Nostalgische Gefühle, Schuldbewußtsein, Traurigkeit. Wir leben in der fehlbaren Welt der Erscheinungen, ich lasse die sitzen, die ich liebe, bekümmere die, deren Freude mir am wichtigsten ist. – Der Friedhof in Hietzing; vorn das Grabmal von Dollfuß. Eine Atmosphäre wie auf dem Farkasréti-Friedhof, nur daß hier alles gehegt und gepflegt ist; wo die Toten wichtig sind, gibt es Hoffnung auch für die Lebenden.
Mir geht die Cellistin des Franz-Liszt-Kammerorchesters nicht aus dem Sinn, die nach manchen akzentuierten Bogenstrichen den Kopf mit einer so verstörten Bewegung nach hinten, zur linken Schulter hin warf, als gehöre er nicht ihr, es schmerzte fast, und zwar derartig, daß es mir in bedrückenden Momenten immer wieder in den Sinn kommt; ein Musikalisches Opfer, im wahrsten Wortsinn, nebenbei bemerkt spielte man in der Tat Bach, die Brandenburgischen Konzerte.
Im Wiener Kunsthistorischen Museum, Breughel; ein Winternachmittag, die Jäger kehren heim. Zum ersten Mal stellte ich mir die Frage, was das Bild damals – im 16. Jahrhundert – bedeutet haben mag, als die Menschen noch nicht umgeben waren von Fotos und beweglichen Bildern, als ihnen weder Romane noch Musik zur Verfügung standen – welche Bedeutung hatte ein Gemälde damals, und wie wurde wohl dieses Bild gesehen, mit dem Schnee, den Bäumen, mit der Farbe und sogar dem Geruch der Luft, der Melancholie des Nachmittags als Höhepunkt, etwas ganz Vollkommenes, ein ewiges und unverrückbares Erlebnis, wie ich es noch aus meiner Kindheit erinnere; mich ergreift Bewunderung für den Geist der Kunst – einen Geist, von dem man sich in diesem Jahrhundert verabschiedet. In Zusammenhang damit muß ich feststellen, daß mich hier in Wien doch eine Art Wirklichkeit umgibt – im Gegensatz zu der Pester Scheinhaftigkeit, der Grunderfahrung meines Lebens.
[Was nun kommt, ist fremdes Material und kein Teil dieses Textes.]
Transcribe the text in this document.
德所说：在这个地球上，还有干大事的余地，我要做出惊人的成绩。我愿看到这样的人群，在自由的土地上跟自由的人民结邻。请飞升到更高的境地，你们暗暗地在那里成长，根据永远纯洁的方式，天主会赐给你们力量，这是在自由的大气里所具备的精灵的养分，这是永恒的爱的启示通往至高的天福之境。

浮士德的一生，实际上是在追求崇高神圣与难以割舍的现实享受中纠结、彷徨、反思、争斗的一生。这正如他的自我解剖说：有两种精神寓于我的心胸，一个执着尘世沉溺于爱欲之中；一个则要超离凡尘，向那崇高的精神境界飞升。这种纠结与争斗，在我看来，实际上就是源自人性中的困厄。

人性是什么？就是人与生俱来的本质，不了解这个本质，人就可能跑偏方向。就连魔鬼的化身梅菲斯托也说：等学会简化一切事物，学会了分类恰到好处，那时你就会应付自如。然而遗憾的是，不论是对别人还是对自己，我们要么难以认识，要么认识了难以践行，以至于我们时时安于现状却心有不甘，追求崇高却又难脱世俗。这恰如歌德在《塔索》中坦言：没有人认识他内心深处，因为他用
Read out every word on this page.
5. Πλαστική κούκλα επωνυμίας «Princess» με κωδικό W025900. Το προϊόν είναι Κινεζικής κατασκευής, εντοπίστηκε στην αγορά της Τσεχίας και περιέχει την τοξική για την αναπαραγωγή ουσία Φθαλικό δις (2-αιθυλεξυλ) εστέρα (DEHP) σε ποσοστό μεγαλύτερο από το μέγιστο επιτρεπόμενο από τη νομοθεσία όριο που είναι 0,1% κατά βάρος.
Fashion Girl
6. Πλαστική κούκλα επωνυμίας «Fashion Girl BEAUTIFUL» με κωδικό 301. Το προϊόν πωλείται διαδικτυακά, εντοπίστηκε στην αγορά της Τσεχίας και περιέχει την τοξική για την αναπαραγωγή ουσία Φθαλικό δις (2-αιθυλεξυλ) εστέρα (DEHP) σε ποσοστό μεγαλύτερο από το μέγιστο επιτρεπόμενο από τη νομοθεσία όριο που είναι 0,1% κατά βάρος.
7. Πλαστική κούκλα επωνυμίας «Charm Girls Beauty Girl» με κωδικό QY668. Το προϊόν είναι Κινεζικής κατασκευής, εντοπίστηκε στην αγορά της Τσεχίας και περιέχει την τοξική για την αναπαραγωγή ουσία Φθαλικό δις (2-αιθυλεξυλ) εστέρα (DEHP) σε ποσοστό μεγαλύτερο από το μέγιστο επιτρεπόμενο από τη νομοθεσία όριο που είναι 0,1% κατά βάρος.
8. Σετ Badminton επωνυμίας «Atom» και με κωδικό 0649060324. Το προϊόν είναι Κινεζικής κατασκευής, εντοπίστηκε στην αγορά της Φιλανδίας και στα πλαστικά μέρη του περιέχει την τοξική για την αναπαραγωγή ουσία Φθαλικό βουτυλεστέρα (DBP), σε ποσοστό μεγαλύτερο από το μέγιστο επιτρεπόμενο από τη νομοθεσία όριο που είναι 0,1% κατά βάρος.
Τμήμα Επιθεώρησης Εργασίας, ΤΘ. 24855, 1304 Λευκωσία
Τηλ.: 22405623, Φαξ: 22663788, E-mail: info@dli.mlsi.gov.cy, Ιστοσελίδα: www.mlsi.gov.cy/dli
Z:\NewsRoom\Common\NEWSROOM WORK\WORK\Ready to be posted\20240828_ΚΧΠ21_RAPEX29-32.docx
Während ich zwischen prächtigen Gebäuden über stille Straßen spazierte, um schließlich zu einem dunkelroten Bau mit der Aufschrift Akademie der Bildenden Künste zu gelangen, dachte ich darüber nach, daß die Kunst völlig überflüssig geworden ist. Vom speziellen Gepränge der Breughels, der Heroenepoche ausgehend. Was könnte ich heute malen? Was könnte selbst ein genialer Mensch heute malen? Keinen Winternachmittag. Vielleicht gibt es auch keine Winternachmittage mehr. Welche Stimmungen verfestigen sich bei einem Kind heute zu späterer Erinnerung? Ein langer, grauer, nebliger und glücklicher Winternachmittag ist gewiß nicht darunter. Heute muß sich der Künstler – in jeder Gattung der Kunst – «etwas einfallen lassen», denn in der unkreativen Atmosphäre und im Bewußtsein seiner Überflüssigkeit ist jeder natürliche Trieb gelähmt, jede Originalität gekünstelt.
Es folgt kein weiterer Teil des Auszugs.